Intervention and the use of top-down discretionary powers are the order of the day for right-wing governments. We have seen the use of utility price reductions and non-market-based asset transactions in Central European countries in recent years. In the United States, President Donald Trump pressures individual companies not to lay off workers or relocate business abroad.
And, as Tim Wu of Columbia University argues in his new book The Curse of Bigness, big business and autocrats tend to collude. In exchange for certain favors, corporates receive favorable treatment (such as monopoly powers and curtailment of workers’ rights). In Hungary, multinationals are considered the main beneficiaries of the “slave law.” But they are not alone: even the government now argues that the main beneficiaries will be small and medium-size enterprises, which comprise the new, politically connected private sector.
Central Europe is at an economic turning point. The old export-led convergence model based on access to the EU market and funding, supporting physical investment, productivity catch-up, and low labor costs, has served the region well, but it is exhausted. Central Europe needs a new innovation-based growth model based not on the price of labor, but rather on high-quality labor, which requires investment in education and lifelong training, as well as improved social policies. Budget spending must be prioritized accordingly and academic freedom, creativity, and dialogue – all increasingly in short supply – must be encouraged.
But the region’s illiberal democracies will have a hard time managing this shift, because they deter free thinking and innovation, and they loath expertise-driven institutions.
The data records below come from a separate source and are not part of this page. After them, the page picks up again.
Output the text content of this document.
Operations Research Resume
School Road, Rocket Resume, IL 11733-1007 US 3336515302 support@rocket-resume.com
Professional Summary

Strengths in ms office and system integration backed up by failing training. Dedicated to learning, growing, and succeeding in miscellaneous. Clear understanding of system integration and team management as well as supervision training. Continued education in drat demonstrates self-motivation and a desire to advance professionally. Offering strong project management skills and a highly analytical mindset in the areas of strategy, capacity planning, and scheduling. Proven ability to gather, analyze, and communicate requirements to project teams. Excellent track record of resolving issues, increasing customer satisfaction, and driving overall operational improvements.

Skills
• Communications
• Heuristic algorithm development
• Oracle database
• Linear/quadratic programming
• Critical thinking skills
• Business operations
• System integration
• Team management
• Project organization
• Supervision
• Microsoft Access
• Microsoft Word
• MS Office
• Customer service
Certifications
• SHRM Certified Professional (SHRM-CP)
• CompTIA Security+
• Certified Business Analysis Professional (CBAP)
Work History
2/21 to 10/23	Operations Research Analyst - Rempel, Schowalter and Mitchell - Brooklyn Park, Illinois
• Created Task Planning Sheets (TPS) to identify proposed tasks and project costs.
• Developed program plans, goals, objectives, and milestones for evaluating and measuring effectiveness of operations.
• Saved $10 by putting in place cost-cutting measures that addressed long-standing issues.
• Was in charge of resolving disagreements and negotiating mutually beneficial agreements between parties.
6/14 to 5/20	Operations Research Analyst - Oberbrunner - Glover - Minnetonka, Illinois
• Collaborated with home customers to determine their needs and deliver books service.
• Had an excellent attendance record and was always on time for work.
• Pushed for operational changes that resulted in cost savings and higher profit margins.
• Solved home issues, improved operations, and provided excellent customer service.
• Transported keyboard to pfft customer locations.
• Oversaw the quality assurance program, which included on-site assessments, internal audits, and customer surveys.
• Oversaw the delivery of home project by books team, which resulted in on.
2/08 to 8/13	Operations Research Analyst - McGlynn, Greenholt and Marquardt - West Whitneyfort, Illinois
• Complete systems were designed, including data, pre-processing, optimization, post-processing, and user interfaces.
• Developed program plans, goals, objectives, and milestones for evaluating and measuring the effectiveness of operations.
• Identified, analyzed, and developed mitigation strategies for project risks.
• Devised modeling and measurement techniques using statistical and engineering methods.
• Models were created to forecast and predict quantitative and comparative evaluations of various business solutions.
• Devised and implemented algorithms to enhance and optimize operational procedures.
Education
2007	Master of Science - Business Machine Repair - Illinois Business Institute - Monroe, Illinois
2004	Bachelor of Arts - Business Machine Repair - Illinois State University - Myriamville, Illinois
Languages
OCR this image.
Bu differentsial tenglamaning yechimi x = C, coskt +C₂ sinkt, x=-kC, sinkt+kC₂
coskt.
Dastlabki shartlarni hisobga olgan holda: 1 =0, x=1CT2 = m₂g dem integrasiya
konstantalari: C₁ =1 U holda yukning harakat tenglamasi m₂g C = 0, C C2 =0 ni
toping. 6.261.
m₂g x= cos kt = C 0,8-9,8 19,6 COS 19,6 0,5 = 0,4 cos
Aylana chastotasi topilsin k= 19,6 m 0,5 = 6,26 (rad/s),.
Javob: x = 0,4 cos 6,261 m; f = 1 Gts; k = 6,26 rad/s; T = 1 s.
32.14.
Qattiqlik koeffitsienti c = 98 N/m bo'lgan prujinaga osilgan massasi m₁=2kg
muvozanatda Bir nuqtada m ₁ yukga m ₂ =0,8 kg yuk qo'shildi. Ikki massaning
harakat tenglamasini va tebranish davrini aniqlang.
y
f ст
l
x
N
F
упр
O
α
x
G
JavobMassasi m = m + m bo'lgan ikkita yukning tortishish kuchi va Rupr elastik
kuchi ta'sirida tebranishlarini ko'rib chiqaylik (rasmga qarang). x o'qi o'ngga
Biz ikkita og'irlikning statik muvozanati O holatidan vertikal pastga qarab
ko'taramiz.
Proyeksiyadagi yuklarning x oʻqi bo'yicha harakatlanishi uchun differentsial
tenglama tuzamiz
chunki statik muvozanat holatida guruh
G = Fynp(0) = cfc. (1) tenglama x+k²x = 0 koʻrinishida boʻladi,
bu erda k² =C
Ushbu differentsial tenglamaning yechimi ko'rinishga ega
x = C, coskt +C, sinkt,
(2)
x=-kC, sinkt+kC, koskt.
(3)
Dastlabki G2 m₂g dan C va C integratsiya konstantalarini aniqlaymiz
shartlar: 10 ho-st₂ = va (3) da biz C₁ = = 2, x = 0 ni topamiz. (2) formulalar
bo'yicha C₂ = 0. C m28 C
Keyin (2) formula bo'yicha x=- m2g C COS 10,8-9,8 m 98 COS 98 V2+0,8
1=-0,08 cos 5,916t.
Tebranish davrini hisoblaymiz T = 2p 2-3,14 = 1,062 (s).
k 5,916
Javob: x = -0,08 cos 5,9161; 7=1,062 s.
In Hungary, for example, the government’s parliamentary majority obviates the need to consult with the opposition, or to work with the countries’ best minds and talents.
The good news here is that when the need to tackle economic change becomes unavoidable, the natural shortcomings of illiberal democracies will eventually lead to their erosion. The demonstrations and civil disobedience currently playing out in Hungary could be merely a taste of things to come.